Image: VOLKER Weihbold
The model for the still relatively young intervention force was the Vienna Emergency Task Force (WEGA). “After the terrorist attack in Vienna, the people of Hamburg asked if they could learn something from us,” commander Ernst Albrecht told the Austria Press Agency on Friday.
The support patrol for difficult operational situations (USE) was created in Hamburg just a few years ago. The local police got support from WEGA. “We have been in exchange for more than ten years,” said WEGA commander Albrecht. The contact extends to joint training courses or assignments, such as during the course of the G20 summit in 2017 in the German Hanseatic metropolis.
After the Vienna Terror Night on November 2, 2020, the idea for a special unit based on the Vienna model came up in Hamburg, as the German news channel NTV reported on Thursday. “It then goes so far that the commander might come to visit, exchange information on the phone or even send a presentation with the operational concept.”

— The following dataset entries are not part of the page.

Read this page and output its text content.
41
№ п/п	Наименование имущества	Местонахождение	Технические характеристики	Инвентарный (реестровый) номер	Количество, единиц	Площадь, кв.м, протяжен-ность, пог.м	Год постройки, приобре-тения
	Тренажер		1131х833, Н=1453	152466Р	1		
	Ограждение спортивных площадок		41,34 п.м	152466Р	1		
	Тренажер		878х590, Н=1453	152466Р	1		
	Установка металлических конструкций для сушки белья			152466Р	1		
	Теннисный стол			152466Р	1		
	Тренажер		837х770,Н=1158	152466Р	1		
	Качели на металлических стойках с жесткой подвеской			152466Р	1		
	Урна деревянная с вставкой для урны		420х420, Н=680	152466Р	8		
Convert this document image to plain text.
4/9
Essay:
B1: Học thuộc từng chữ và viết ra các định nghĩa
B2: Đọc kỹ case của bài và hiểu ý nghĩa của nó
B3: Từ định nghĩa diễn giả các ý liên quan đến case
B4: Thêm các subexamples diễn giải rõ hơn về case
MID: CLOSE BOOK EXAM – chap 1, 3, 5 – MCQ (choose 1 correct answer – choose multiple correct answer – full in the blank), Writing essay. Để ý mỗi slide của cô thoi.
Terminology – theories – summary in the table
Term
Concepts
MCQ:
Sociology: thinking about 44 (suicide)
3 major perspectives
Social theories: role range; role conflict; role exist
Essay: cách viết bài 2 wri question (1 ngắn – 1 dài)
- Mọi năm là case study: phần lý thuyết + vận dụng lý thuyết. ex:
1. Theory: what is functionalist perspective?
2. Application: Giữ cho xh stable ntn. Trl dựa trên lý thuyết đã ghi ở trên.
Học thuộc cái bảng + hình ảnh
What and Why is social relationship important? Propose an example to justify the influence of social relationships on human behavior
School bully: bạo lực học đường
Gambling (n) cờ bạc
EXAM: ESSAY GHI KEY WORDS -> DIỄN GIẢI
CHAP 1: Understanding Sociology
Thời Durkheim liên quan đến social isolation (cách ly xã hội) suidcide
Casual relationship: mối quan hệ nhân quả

According to Albrecht, “rapid response” teams such as WEGA or USE are units that are also on patrol duty and act as a link between normal emergency services and counter-terrorist units. “Basically, the trend is going in this direction,” he said, referring to the creation of the Rapid Intervention Groups (SIG) in 2021 in the federal states. In this context, Albrecht also recalled the experiences of the night of terror. “It took nine minutes from the perpetrator’s first shot to neutralization by WEGA forces.” In Hamburg, too, the quick reaction of the police probably prevented worse things from happening, said the colonel.
According to the AFP, a nearby so-called support patrol for difficult operational situations (USE) arrived at the scene after just a few minutes, citing the Hamburg executive. The USE also consists of specially trained riot police officers who are on the road in emergency vehicles in the city area, according to an AFP report.
The Vienna police created WEGA in the 1990s in order to be able to react to the changed development of operations. “We’re certainly playing a pioneering role here internationally,” says Albrecht. He and his colleagues have already received news from Hamburg after the tragic operation. “A friend of mine called and thanked us for supporting them over the past few years and thus preventing even more deaths.”
In the act on Thursday, seven people died and the shooter himself, eight other people were injured. The police also counted an unborn child among the dead.